Het waren onthutsende cijfers, die de onderzoeksraad gisteren naar buiten bracht. Tussen 1980 en 2013 zijn in Nederland zeker 35 ernstige ‘mestongelukken’ gebeurd. Daarbij vielen 57 slachtoffers, van wie 28 doden. Bij bijna de helft van de ongelukken vielen (extra) slachtoffers doordat ze zonder bescherming iemand wilden redden die in nood was gekomen.
Aanleiding voor het onderzoek was het drama in het Friese Makkinga, vorig jaar juni. Toen kwamen drie mensen op een boerderij om het leven bij werkzaamheden in een afgesloten mestsilo.
Mestongevallen gebeuren vooral in gesloten ruimten zoals een silo of tank en in stallen tijdens het mengen van de mest in de ondergelegen kelder, concludeert de raad in zijn rapport. „Het merendeel van de ongelukken ontstaat doordat er onvoldoende veiligheidsmaatregelen worden getroffen, zoals het gebruik van geschikte beademingsapparatuur, het regelmatig mixen van de mest en het zorgen voor voldoende ventilatie.”
Het achterwege laten van veiligheidsmaatregelen komt volgens de onderzoeksraad vooral door het ontbreken van kennis en daardoor onderschatting van de gevaren. „Een belangrijke oorzaak van het tekort aan kennis en het besef van risico is dat de gevaren van mestgassen niet worden behandeld in agrarische opleidingen.”
Verder constateert de raad dat de kans op ongelukken de afgelopen decennia groter is geworden door de schaalvergroting in de agrarische sector én door de strengere milieuwetgeving. Op een gemiddelde boerderij wordt meer mest geproduceerd dan vroeger. Die mest moet langere tijd worden opgeslagen in kelders of in verplicht afgedekte silo’s.

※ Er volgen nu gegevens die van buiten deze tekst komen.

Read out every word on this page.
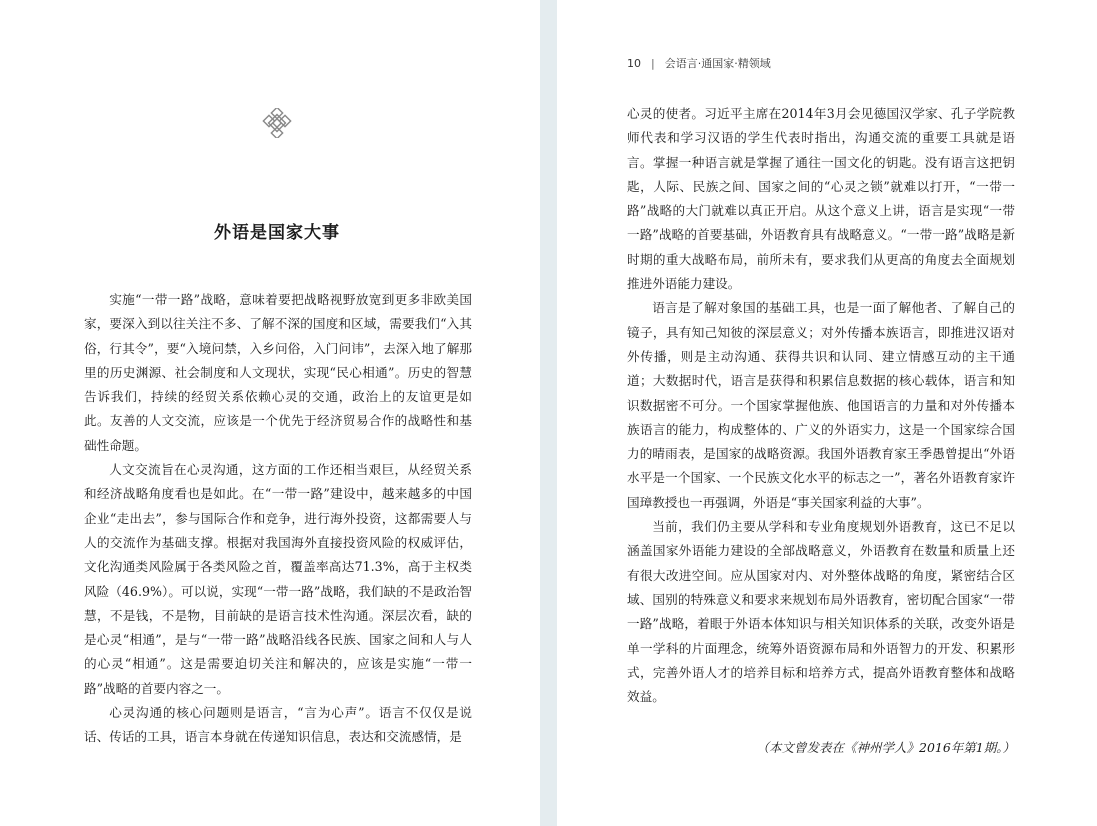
外语是国家大事

实施“一带一路”战略，意味着要把战略视野放宽到更多非欧美国家，要深入到以往关注不多、了解不深的国度和区域，需要我们“入其俗，行其令”，要“入境问禁，入乡问俗，入门问讳”，去深入地了解那里的历史渊源、社会制度和人文现状，实现“民心相通”。历史的智慧告诉我们，持续的经贸关系依赖心灵的交通，政治上的友谊更是如此。友善的人文交流，应该是一个优先于经济贸易合作的战略性和基础性命题。

人文交流旨在心灵沟通，这方面的工作还相当艰巨，从经贸关系和经济战略角度看也是如此。在“一带一路”建设中，越来越多的中国企业“走出去”，参与国际合作和竞争，进行海外投资，这都需要人与人的交流作为基础支撑。根据对我国海外直接投资风险的权威评估，文化沟通类风险属于各类风险之首，覆盖率高达71.3%，高于主权类风险（46.9%）。可以说，实现“一带一路”战略，我们缺的不是政治智慧，不是钱，不是物，目前缺的是语言技术性沟通。深层次看，缺的是心灵“相通”，是与“一带一路”战略沿线各民族、国家之间和人与人的心灵“相通”。这是需要迫切关注和解决的，应该是实施“一带一路”战略的首要内容之一。

心灵沟通的核心问题则是语言，“言为心声”。语言不仅仅是说话、传话的工具，语言本身就在传递知识信息，表达和交流感情，是

10 | 会语言·通国家·精领域

心灵的使者。习近平主席在2014年3月会见德国汉学家、孔子学院教师代表和学习汉语的学生代表时指出，沟通交流的重要工具就是语言。掌握一种语言就是掌握了通往一国文化的钥匙。没有语言这把钥匙，人际、民族之间、国家之间的“心灵之锁”就难以打开，“一带一路”战略的大门就难以真正开启。从这个意义上讲，语言是实现“一带一路”战略的首要基础，外语教育具有战略意义。“一带一路”战略是新时期的重大战略布局，前所未有，要求我们从更高的角度去全面规划推进外语能力建设。

语言是了解对象国的基础工具，也是一面了解他者、了解自己的镜子，具有知己知彼的深层意义；对外传播本族语言，即推进汉语对外传播，则是主动沟通、获得共识和认同、建立情感互动的主干通道；大数据时代，语言是获得和积累信息数据的核心载体，语言和知识数据密不可分。一个国家掌握他族、他国语言的力量和对外传播本族语言的能力，构成整体的、广义的外语实力，这是一个国家综合国力的晴雨表，是国家的战略资源。我国外语教育家王季愚曾提出“外语水平是一个国家、一个民族文化水平的标志之一”，著名外语教育家许国璋教授也一再强调，外语是“事关国家利益的大事”。

当前，我们仍主要从学科和专业角度规划外语教育，这已不足以涵盖国家外语能力建设的全部战略意义，外语教育在数量和质量上还有很大改进空间。应从国家对内、对外整体战略的角度，紧密结合区域、国别的特殊意义和要求来规划布局外语教育，密切配合国家“一带一路”战略，着眼于外语本体知识与相关知识体系的关联，改变外语是单一学科的片面理念，统筹外语资源布局和外语智力的开发、积累形式，完善外语人才的培养目标和培养方式，提高外语教育整体和战略效益。

（本文曾发表在《神州学人》2016年第1期。）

Dat de risico’s groter zijn geworden heeft volgens de onderzoekers te weinig aandacht gekregen. Dat geldt niet alleen voor de sector zelf maar ook voor de overheid. De Inspectie SZW –de voormalige Arbeidsinspectie– treedt in de agrarische sector bijvoorbeeld alleen op bij ernstige ongevallen en al helemaal niet als er alleen zelfstandigen bij een ongeluk betrokken zijn, iets wat in de landbouw relatief vaak voorkomt.
De onderzoeksraad wil dat boerenorganisatie LTO het voortouw neemt bij de oprichting van een platform dat kennis over de gevaren van mestgassen verzamelt en werkers met mest gaat voorlichten. LTO heeft gisteren laten weten hier snel mee aan de slag te gaan.

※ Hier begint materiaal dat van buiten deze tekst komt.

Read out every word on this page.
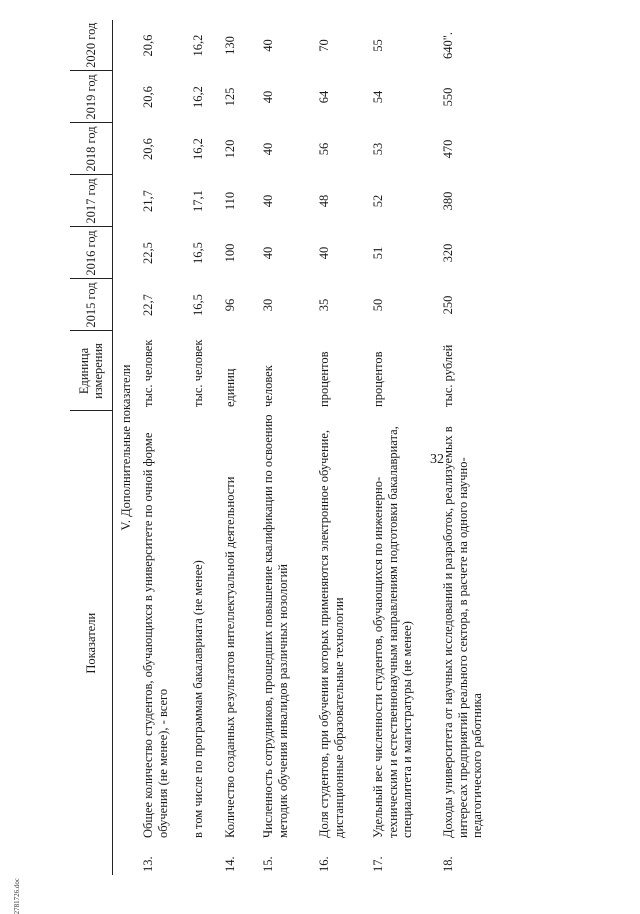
32
2781726.doc
Показатели		Единица измерения	2015 год	2016 год	2017 год	2018 год	2019 год	2020 год
V. Дополнительные показатели								
13.	Общее количество студентов, обучающихся в университете по очной форме обучения (не менее), - всего	тыс. человек	22,7	22,5	21,7	20,6	20,6	20,6
	в том числе по программам бакалавриата (не менее)	тыс. человек	16,5	16,5	17,1	16,2	16,2	16,2
14.	Количество созданных результатов интеллектуальной деятельности	единиц	96	100	110	120	125	130
15.	Численность сотрудников, прошедших повышение квалификации по освоению методик обучения инвалидов различных нозологий	человек	30	40	40	40	40	40
16.	Доля студентов, при обучении которых применяются электронное обучение, дистанционные образовательные технологии	процентов	35	40	48	56	64	70
17.	Удельный вес численности студентов, обучающихся по инженерно-техническим и естественнонаучным направлениям подготовки бакалавриата, специалитета и магистратуры (не менее)	процентов	50	51	52	53	54	55
18.	Доходы университета от научных исследований и разработок, реализуемых в интересах предприятий реального сектора, в расчете на одного научно-педагогического работника	тыс. рублей	250	320	380	470	550	640".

Ook het agrarisch onderwijs moet structureel aandacht geven aan veilig werken met mest, vindt de raad. Het ministerie van Sociale Zaken en Werkgelegenheid krijgt het advies om veiligheidsvoorschriften op te stellen voor het werken in kelders en mestsilo’s. Het ministerie laat weten te gaan praten met de betrokken partijen.
Volgens LTO zijn veehouders en loonwerkers zich wel bewust van de risico’s van mestgassen. „Toch wordt nog vaak gedacht dat het zo’n vaart niet zal lopen en worden gevaren onderschat.”

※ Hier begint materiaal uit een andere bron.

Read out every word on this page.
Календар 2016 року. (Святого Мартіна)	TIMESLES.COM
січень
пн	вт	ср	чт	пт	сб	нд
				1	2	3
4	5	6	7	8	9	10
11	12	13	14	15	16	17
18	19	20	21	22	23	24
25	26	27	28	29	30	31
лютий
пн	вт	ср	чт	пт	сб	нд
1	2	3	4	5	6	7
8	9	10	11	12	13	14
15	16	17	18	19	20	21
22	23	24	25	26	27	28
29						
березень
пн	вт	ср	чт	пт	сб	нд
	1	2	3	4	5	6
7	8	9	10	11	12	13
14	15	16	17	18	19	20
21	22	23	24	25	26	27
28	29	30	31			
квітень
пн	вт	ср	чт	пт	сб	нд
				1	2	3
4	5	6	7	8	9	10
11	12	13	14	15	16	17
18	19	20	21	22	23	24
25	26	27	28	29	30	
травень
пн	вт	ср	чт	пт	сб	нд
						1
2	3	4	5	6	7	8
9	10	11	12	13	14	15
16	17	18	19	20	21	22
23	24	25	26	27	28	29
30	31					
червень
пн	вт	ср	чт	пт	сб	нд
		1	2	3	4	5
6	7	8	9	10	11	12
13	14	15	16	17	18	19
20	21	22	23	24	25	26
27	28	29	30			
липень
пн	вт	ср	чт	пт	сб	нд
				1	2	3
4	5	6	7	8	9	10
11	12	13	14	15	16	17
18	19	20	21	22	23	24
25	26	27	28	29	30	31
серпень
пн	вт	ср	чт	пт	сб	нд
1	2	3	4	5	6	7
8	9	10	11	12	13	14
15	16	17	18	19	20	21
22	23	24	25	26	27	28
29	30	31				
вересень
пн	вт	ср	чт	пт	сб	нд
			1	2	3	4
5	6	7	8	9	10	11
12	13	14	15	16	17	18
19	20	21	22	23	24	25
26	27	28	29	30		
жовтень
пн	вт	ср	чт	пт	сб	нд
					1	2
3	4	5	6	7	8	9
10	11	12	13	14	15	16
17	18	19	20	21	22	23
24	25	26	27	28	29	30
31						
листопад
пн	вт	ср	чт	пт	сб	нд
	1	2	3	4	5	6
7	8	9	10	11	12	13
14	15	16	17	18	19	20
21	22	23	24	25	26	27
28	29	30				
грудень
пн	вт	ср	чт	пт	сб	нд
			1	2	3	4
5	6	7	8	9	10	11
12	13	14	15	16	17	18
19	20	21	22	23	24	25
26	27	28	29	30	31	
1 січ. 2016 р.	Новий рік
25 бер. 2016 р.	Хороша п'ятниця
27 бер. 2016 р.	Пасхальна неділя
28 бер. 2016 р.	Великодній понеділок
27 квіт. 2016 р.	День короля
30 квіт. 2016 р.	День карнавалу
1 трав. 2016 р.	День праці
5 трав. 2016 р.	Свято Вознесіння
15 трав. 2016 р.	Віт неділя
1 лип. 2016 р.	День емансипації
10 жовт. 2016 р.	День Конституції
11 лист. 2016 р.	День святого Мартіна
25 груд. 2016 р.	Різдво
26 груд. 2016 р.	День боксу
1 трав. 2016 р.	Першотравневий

„Iedereen weet dat het gevaarlijk is”
Freerk Pietersma is vertegenwoordiger bij mesthandelaar Jan Bakker in Oldebroek. Het bedrijf heeft vijftien tankauto’s op de weg en beschikt ook over silo’s voor tijdelijke opslag. Ongelukken met mestgassen hebben zich nooit voorgedaan. „Wij hebben een strikt beleid”, verklaart Pietersma. „Het is absoluut verboden om door het mangat de tank in te gaan, ook niet bij storingen. Onze chauffeurs mogen sowieso niet aan hun vrachtwagens sleutelen.” Volgens hem zijn de risico’s het grootst op het boerenerf. Een van zijn klanten maakte een ernstig ongeluk mee. „Een vader en een schoonzoon overleden tijdens het mixen. Ze lagen naast elkaar in de stal.” Dat mensen elkaar willen helpen als iemand in nood is, is volgens Pietersma een natuurlijke reactie. „Dan wordt je emotie de baas en kun je een verkeerde beslissing nemen. Iedereen weet dat het werken met mest gevaarlijk kan zijn en toch gebeuren er ongelukken. Het is goed om elkaar scherp te houden, zoals de onderzoeksraad wil. Ongelukken helemaal voorkomen zal niet lukken, verminderen hopelijk wel.”